Het lijkt me duidelijk dat dat het perspectief niet meer kan zijn. In de Nederlandse samenleving van nu moeten we samen uitmaken hoe we onze feesten vieren. Als het zo’n mooi spel is van toenadering van rassen, dan moet je dat uit kunnen leggen. En hebben de deelnemers het recht om vragen te stellen bij de spelregels. Dat leuke spel met kleur en ras past misschien wel niet meer in de huidige samenleving. Is dan werkelijk de lol eraf? Zouden wij eroverheen kunnen stappen? Waarom is die raciale Zwarte Piet eigenlijk nodig? James Baldwin wees er in de andere context van de VS op dat de witten de zwarten nodig hebben als ‘nigger’, en dat ze zich moeten afvragen waarom. De vraag die Wessel stelt, kan en moet volgens mij omgekeerd worden: wat een kracht zou er niet uit spreken als ‘wij’  dit feest van ‘ons’ veranderen. Omwille van werkelijke toenadering. En omdat we inzien dat ras en kleur helaas geen kinderspel zijn. Niet voor hen die er in hun dagelijks leven last van hebben.

Racisme gaat om macht

Wessel laakt met recht het abstracte gelijkheidsideaal. Maar zelf begint hij even abstract met het uitgangspunt dat elk mens racistisch is, en dat velen de eigen kleur, ras of groep superioriteit toedichten. Ik laat dat verder in het midden, want dat is natuurlijk niet het punt. Het racisme-debat is geen abstracte, gelijkwaardige zaak. Het gaat erom dat sommige kleuren veel meer last hebben van dat vermeende universele racisme. Achterstelling, vooroordelen, etnisch profileren, enzovoorts. Dat is complex en heeft allerlei oorzaken. Dat gaat veel verder dan intenties van individuen. Onder meer dat was voor mij een openbaring bij het lezen van Baldwin en Ta-Nehisi Coates. Al is de situatie in de VS wezenlijk anders dan in Nederland, dat inzicht geldt ook hier. De intentie wordt wel relevant in de onderkenning en bestrijding van racisme. Dat moet wel verder gaan dan ‘ieder mens heeft z’n vooroordelen’. Het gaat om macht.  Dat is ook onmiskenbaar in het heftige debat over Zwarte Piet. Waar men daaraan vasthoudt, heeft men niet zoals Wessel aanvaarding of toenadering op het oog. Daar is het simpelweg: dit is onze Nederlandse cultuur. Dit is ons land. En als je anders ben, mag je meedoen, maar meer niet. Want wij bepalen hoe het gaat.

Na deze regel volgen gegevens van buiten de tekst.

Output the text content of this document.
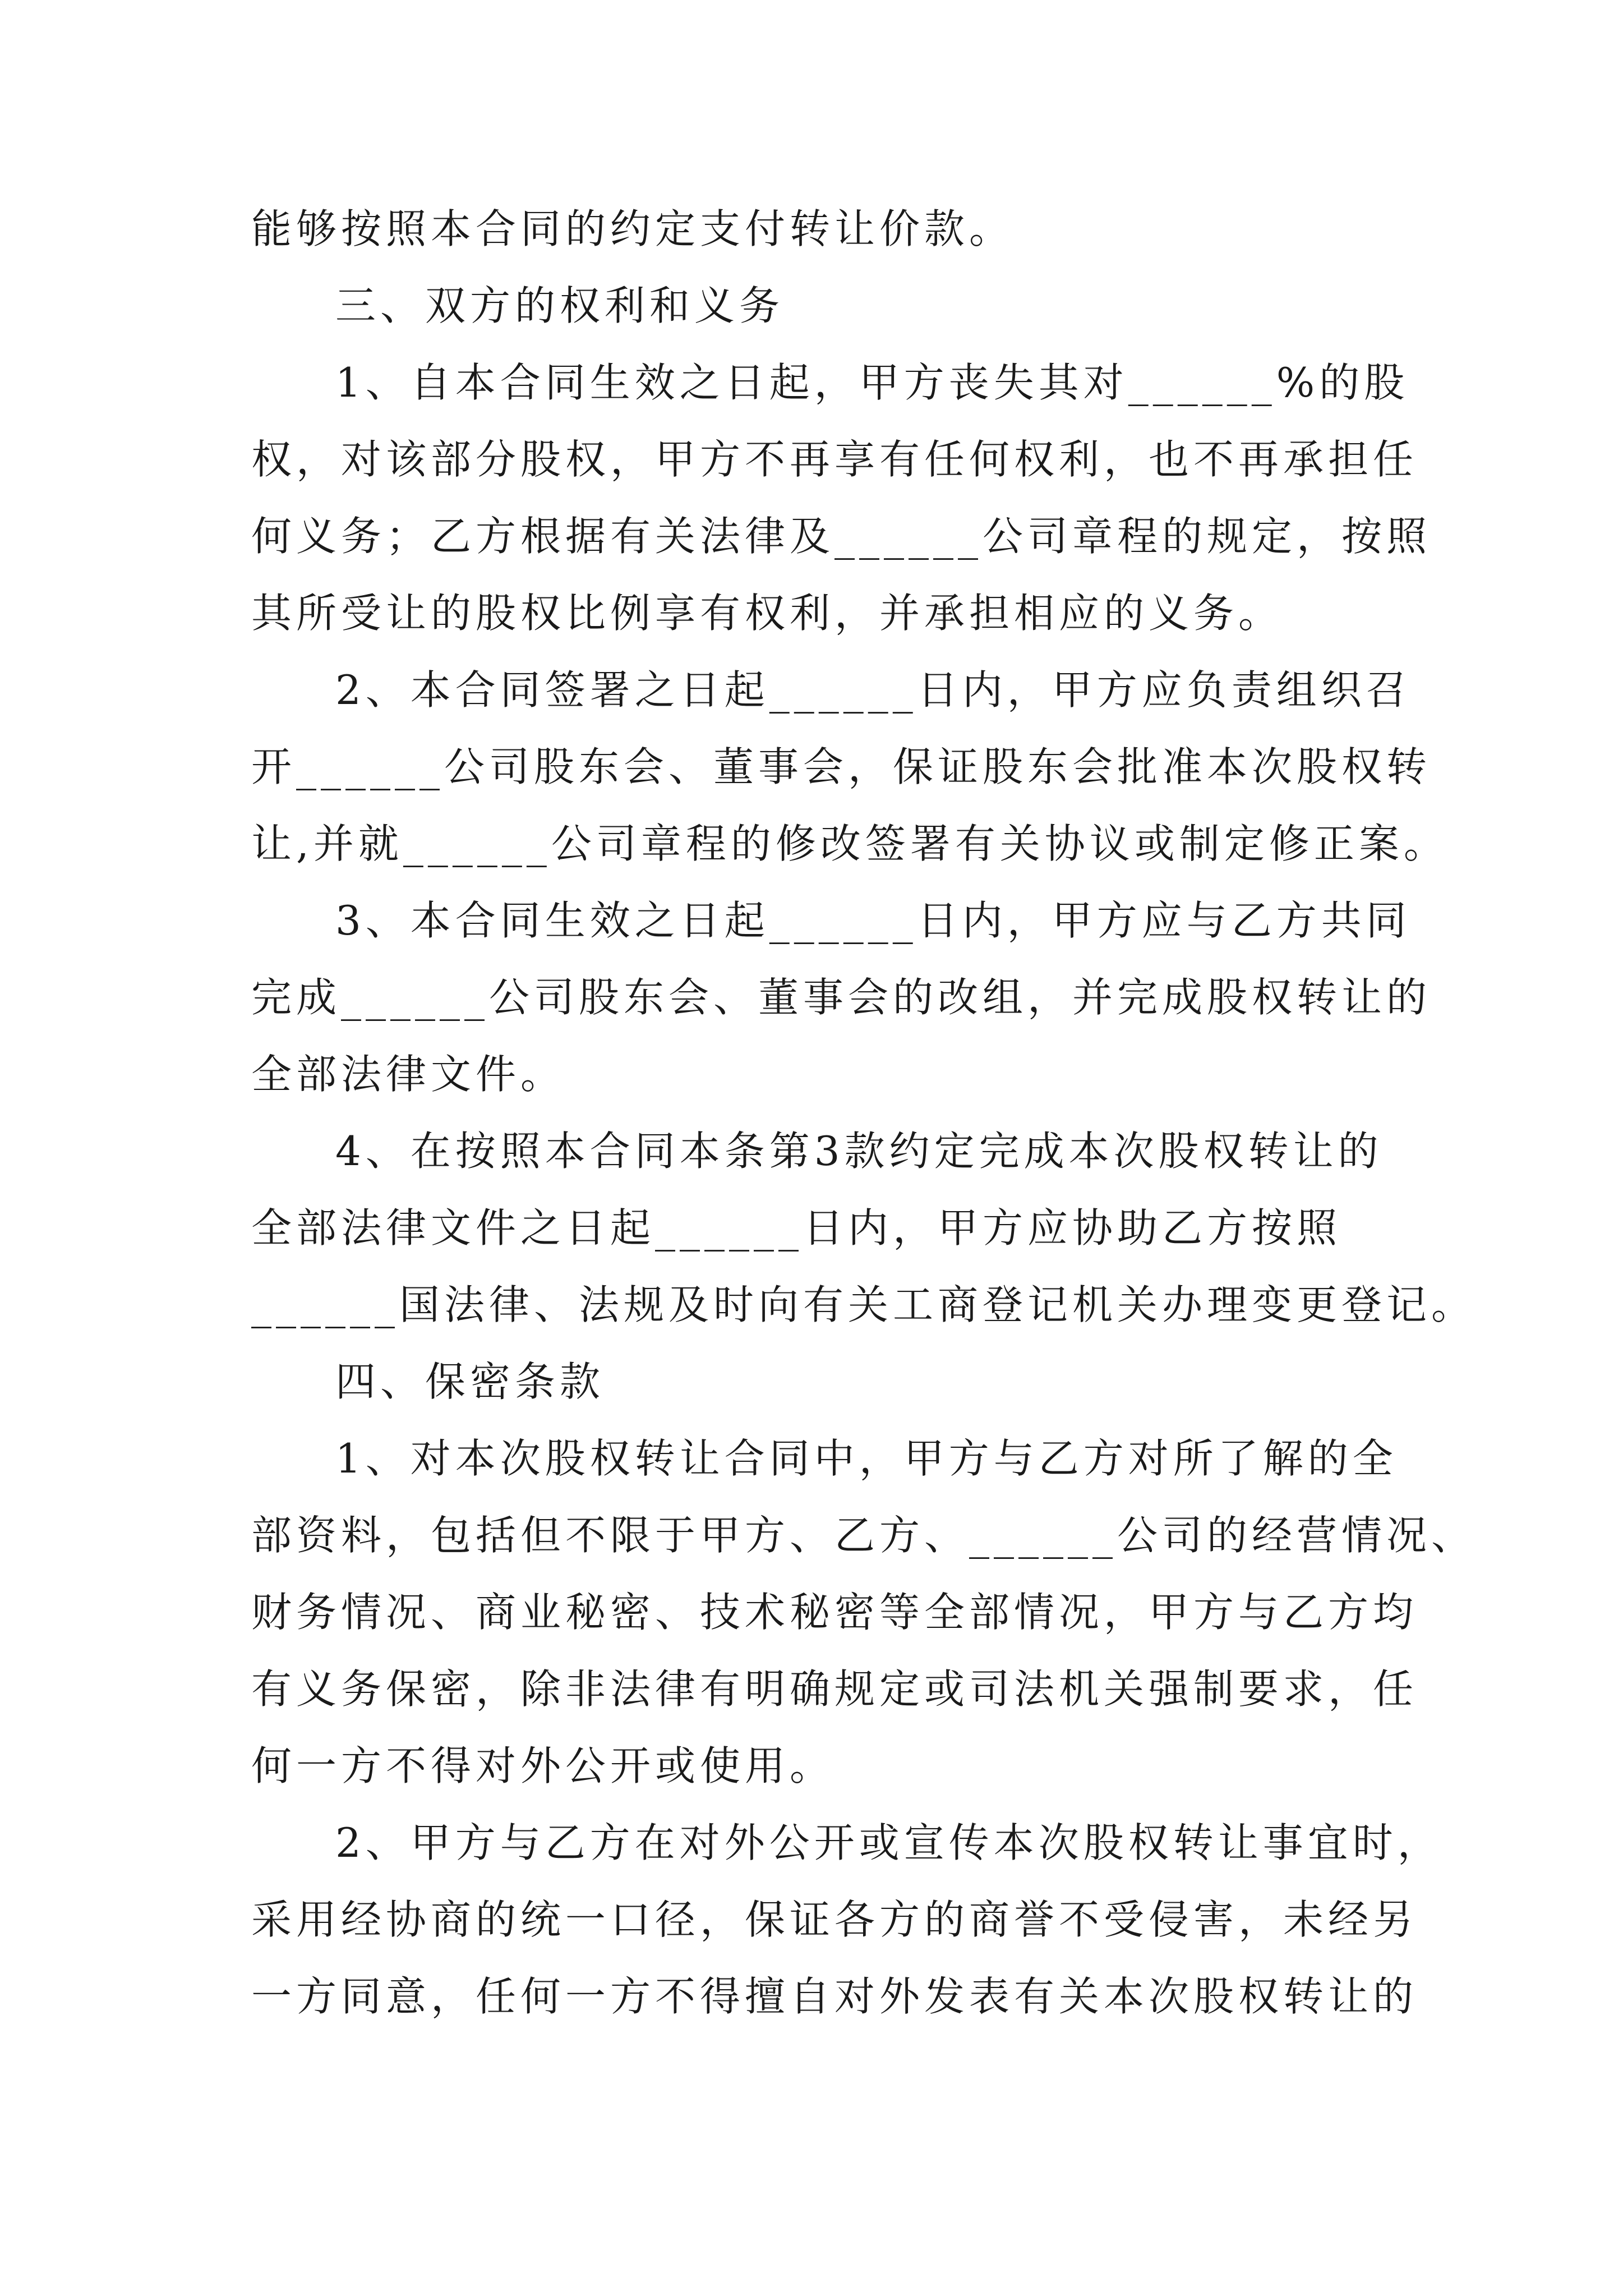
能够按照本合同的约定支付转让价款。
三、双方的权利和义务
1、自本合同生效之日起，甲方丧失其对______%的股
权，对该部分股权，甲方不再享有任何权利，也不再承担任
何义务；乙方根据有关法律及______公司章程的规定，按照
其所受让的股权比例享有权利，并承担相应的义务。
2、本合同签署之日起______日内，甲方应负责组织召
开______公司股东会、董事会，保证股东会批准本次股权转
让,并就______公司章程的修改签署有关协议或制定修正案。
3、本合同生效之日起______日内，甲方应与乙方共同
完成______公司股东会、董事会的改组，并完成股权转让的
全部法律文件。
4、在按照本合同本条第3款约定完成本次股权转让的
全部法律文件之日起______日内，甲方应协助乙方按照
______国法律、法规及时向有关工商登记机关办理变更登记。
四、保密条款
1、对本次股权转让合同中，甲方与乙方对所了解的全
部资料，包括但不限于甲方、乙方、______公司的经营情况、
财务情况、商业秘密、技术秘密等全部情况，甲方与乙方均
有义务保密，除非法律有明确规定或司法机关强制要求，任
何一方不得对外公开或使用。
2、甲方与乙方在对外公开或宣传本次股权转让事宜时，
采用经协商的统一口径，保证各方的商誉不受侵害，未经另
一方同意，任何一方不得擅自对外发表有关本次股权转让的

De heftigheid van de strijd daarvoor is ondertussen natuurlijk geen teken van kracht. Men weet zich aan de verliezende hand. En die verliezen zijn reëel. Ze kunnen existentieel zijn en pijn doen. Dat wordt veel te weinig onderkend, zoals ik al schreef.

Tot slot

Racisme is een lastig en listig probleem. Inderdaad kan het tegengaan van racisme ertoe leiden dat onderscheid in ras en kleur juist benadrukt en vergroot wordt. Streven naar gelijkheid en diversiteit brengt paradoxaal genoeg vaak juist onderscheid met zich: want welke identiteiten zijn dan precies gelijk, en bij hoeveel verschillende kleuren of identiteiten kun je iets divers noemen? Wessels conclusie dat ‘afschaffing’ van het Sinterklaasfeest ons eerder meer dan minder racistisch maakt, deel ik niet, maar het is wel een risico. Er is meer nodig dan van ‘zwart’ naar ‘roetveeg’ te gaan. En ook meer dan angstvallig correcte ‘woke’ taal te bezigen. Identiteitspolitiek – door progressief links vaak kritiekloos omarmd, maar door conservatief rechts niet minder – is een heilloze weg. We zijn er dus nog lang niet. Er zijn nog veel stappen te zetten. Het zal moeten blijken of verandering van het Sinterklaasfeest werkelijk een stap is in de richting van toenadering, een meer gelijkwaardige en onderling verbonden samenleving. Maar als je echt toenadering wil, moet je zelf als eerste willen bewegen. Of moet, terwijl je als blanke met het juiste standpunt nog uitlegt waarom het zo goed is, die ander het vuile werk opknappen?